Editor's note: Richard Quest is CNN's foremost international business correspondent and presenter of Quest Means Business. Follow him on Twitter.
London (CNN) -- I have often thought of European officials as the proverbial "plate spinners" from the circus. Those talented artists who balance spinning plates on sticks, ever increasing the number of sticks, rushing from one to the other, giving them a tug and pull to keep them moving, always aware that if they are too slow or too fast, one of the plates will crash to the ground.
That is exactly what we have in Europe today. Only the artists are European Central Bank president Mario Draghi, Eurogroup head Jean-Claude Juncker, European Commission president Jose Manuel Barroso et al, while the plates are Greece, Spanish banks, Italian deficits, eurobonds and German chancellor Angela Merkel.
Two weeks ago it was the Spanish banks which were wobbling -- but a quick tug and push worth €100 billion kept the plate moving. Before that it was the Irish referendum on the fiscal compact.....then it was the Greek election....and the artists now have to stand ready to renegotiate the bailout terms to give Greece breathing room (after giving a tug to the Merkel plate to prevent her falling off in pique).
There are some plates that are always spinning: Getting the fiscal compact ratified; the size and strength of the eurozone firewall; the ever present problem of countries in recession. These plates always need attention. But then they are often joined by more plates: The Irish referendum on the compact; the Greek de facto election on the euro.
And then there are the plates that suddenly and urgently require immediate attention to prevent a spill. Spanish bond yields are giving great cause for concern. Oh, and don't forget Italian bond yields. And the European bailout fund needs some attention -- there -- and while you are over there put another plate on a stick, this time call it banking union and get that moving.
Sometimes there are so many plates spinning it is difficult to see which one requires the most immediate attention. Is it Spain's banks which have just been promised a huge wodge of cash? Or the French and German banks which will suffer losses if Spanish banks fail? Perhaps it is the German government's intransigence?
Of course, what is really important is neither the number nor nature of the plates that are spinning, but rather the competence and ability of the plate spinner. When you watch at the circus, you are not watching the plates, but the artist who is rushing from one to the other -- wondering if they will make it in time to avert a crash.
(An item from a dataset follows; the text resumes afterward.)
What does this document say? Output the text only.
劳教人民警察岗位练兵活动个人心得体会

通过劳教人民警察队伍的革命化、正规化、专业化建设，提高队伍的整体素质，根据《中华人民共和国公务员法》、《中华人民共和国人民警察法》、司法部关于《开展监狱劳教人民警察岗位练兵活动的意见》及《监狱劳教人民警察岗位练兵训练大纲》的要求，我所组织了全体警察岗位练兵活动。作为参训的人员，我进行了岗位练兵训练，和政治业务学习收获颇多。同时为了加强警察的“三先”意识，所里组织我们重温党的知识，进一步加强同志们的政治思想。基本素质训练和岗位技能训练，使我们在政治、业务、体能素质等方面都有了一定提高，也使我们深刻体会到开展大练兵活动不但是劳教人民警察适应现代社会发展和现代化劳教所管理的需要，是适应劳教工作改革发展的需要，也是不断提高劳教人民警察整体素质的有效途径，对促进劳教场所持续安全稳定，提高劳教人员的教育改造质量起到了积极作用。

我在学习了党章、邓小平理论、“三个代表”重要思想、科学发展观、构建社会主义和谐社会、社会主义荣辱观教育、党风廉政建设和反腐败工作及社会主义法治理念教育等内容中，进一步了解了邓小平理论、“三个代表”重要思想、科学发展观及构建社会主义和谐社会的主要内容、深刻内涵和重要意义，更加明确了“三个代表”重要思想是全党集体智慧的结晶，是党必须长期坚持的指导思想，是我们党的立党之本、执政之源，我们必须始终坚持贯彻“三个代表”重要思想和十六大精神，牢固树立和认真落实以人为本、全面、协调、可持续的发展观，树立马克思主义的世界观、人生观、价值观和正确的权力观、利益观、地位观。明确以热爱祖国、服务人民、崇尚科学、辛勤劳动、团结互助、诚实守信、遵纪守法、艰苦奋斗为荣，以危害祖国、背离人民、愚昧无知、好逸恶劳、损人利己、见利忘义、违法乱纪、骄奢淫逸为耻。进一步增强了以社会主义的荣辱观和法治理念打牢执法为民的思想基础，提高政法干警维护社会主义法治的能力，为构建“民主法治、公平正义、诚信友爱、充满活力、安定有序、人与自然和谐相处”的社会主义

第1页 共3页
The artists are the European leaders, both at national and European Union level. How good are Messrs Van Rompuy, European council president, and his fellow spinners Barroso, Draghi and Juncker at keeping things going -- along with help from Christine Lagarde, at the International Monetary Fund, and others?
The spinners have given us some heart stopping moments, such as when it looked like they would stare down Greece into leaving the euro, or in midnight summits when they seemed unlikely to reach a deal.
But the sad fact is that while they are keeping the plates spinning, they are doing very little to actually safely remove any of the plates from the stick and bring the act to a close.
Daily it seems there are more plates spinning, and the antics of the spinners becomes more frantic as they rush from one to the other, ever proclaiming that the act is coming to a close.
Unfortunately that is not the case. The plate spinning is likely to continue for some time to come. We all need to hope that this is one act that has the stamina and ability to get to the end.